Demonstrators protest in February, asking that the Biden Administration stop deporting Haitian immigrants back to Haiti. (Photo by Chandan Khanna/AFP via Getty Images)

The ABA is offering a new opportunity to members who want to help immigrants who have fled Haiti because of ongoing political strife and devastating natural disasters.

The Commission on Immigration, in partnership with eight other organizations, will sponsor three online pro bono clinics each month to assist Haitian immigrants who are seeking Temporary Protected Status, which will allow them to stay in the United States and apply for work authorization through Feb. 3, 2023.

The Department of Homeland Security, which designated Haiti for TPS on Aug. 3, announced that eligible immigrants from the Caribbean country who have continuously resided in the United States since July 29 and who have been physically present in the United States since Aug. 3 can apply for the status.

The Office of New Americans of Miami-Dade, a public-private partnership in Florida that helps immigrants become U.S. citizens, will host the Virtual TPS Clinic on Oct. 21-23 and Nov. 18-20.

Lawyers, paralegals, law students and translators are asked to volunteer for three-hour shifts. According to an ABA press release, no prior immigration experience is necessary. Training will be available to all volunteers, who will assist TPS applicants remotely from their homes or offices.

“Most attorneys will shy away from immigration law because they think it is too complicated and complex,” says Karla McKanders, chair of the Commission on Immigration. “The Temporary Protected Status cases have been screened to facilitate participation, no matter what your area of practice is.”

The commission’s mission is to ensure fair treatment and full due process rights for immigrants, asylum-seekers and refugees within the United States, but that right can’t be realized without access to counsel, says McKanders. She adds that about 155,000 Haitian nationals may be eligible for TPS.

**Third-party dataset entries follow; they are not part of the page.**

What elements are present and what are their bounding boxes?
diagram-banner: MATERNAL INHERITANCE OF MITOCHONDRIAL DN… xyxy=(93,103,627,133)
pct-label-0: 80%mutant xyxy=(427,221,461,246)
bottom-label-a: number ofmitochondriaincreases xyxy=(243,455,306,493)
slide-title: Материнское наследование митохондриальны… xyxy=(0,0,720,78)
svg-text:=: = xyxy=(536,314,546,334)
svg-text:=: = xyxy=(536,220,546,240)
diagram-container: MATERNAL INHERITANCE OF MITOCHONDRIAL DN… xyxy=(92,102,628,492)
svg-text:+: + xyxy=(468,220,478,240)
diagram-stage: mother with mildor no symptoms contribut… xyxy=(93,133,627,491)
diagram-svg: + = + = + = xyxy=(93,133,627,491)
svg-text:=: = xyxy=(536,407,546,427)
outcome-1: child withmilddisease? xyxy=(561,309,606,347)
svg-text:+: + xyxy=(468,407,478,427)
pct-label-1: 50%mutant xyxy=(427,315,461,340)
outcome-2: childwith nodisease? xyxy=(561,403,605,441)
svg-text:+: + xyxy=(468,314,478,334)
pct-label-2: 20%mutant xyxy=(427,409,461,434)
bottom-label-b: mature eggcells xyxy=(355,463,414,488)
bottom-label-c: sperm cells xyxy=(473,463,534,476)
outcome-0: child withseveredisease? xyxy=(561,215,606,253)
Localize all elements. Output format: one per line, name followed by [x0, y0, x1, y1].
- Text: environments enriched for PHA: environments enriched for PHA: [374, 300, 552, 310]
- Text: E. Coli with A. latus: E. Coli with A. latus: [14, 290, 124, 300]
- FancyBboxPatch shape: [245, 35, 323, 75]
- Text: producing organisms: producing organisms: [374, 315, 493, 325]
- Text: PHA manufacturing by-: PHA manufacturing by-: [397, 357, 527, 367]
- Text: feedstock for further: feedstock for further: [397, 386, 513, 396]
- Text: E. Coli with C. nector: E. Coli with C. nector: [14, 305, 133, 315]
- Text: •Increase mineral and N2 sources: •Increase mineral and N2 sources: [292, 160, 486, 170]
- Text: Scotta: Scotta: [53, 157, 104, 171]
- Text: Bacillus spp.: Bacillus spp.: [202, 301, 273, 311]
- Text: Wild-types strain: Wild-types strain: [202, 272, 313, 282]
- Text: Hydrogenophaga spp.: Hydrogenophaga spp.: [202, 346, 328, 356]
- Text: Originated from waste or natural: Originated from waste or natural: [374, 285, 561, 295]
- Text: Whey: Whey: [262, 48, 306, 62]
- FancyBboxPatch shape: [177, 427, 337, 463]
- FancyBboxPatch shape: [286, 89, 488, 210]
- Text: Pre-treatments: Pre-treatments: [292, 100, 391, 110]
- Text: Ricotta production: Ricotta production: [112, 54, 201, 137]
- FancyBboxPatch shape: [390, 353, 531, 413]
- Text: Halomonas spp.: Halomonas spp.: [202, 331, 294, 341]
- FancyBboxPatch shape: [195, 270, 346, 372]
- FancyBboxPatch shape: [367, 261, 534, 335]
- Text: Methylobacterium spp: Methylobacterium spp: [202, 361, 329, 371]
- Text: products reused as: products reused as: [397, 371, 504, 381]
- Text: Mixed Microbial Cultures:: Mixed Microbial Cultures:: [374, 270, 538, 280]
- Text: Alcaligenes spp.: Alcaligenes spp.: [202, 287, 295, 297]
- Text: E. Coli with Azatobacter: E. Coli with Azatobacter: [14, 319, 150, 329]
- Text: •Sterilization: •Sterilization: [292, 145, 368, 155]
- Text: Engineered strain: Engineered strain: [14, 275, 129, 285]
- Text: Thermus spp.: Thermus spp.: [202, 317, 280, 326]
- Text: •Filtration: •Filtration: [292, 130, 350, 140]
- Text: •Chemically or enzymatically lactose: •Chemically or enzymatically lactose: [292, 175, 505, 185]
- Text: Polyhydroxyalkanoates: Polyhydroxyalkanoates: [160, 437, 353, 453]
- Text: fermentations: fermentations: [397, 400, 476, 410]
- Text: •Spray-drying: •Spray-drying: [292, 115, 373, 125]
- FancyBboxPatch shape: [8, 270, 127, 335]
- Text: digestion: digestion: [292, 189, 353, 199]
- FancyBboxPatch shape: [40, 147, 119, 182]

“It is important for the ABA, the largest bar organization in the country, to marshal its resources to provide assistance to Haitians who are experiencing unprecedented political instability with the assassination of their president and the recent earthquake,” says McKanders, the associate director of the Legal Clinic at Vanderbilt Law School.

Haiti’s President Jovenel Moïse was assassinated in his private residence in Port-au-Prince on July 7. The following month, on Aug. 14, a 7.2-magnitude earthquake struck the country, killing thousands of people and destroying tens of thousands of homes and businesses.

Many immigrants from Haiti had already sought protection in the United States after a catastrophic 7.0-magnitude earthquake forced them from their homes in 2010.

The other organizations involved in the joint pro bono effort are Catholic Legal Services, Archdiocese of Miami Inc.; Americans for Immigrant Justice; American Immigration Lawyers Association South Florida Chapter; HIAS; Family Action Network Movement; Sant La; and Florida Immigrant Coalition.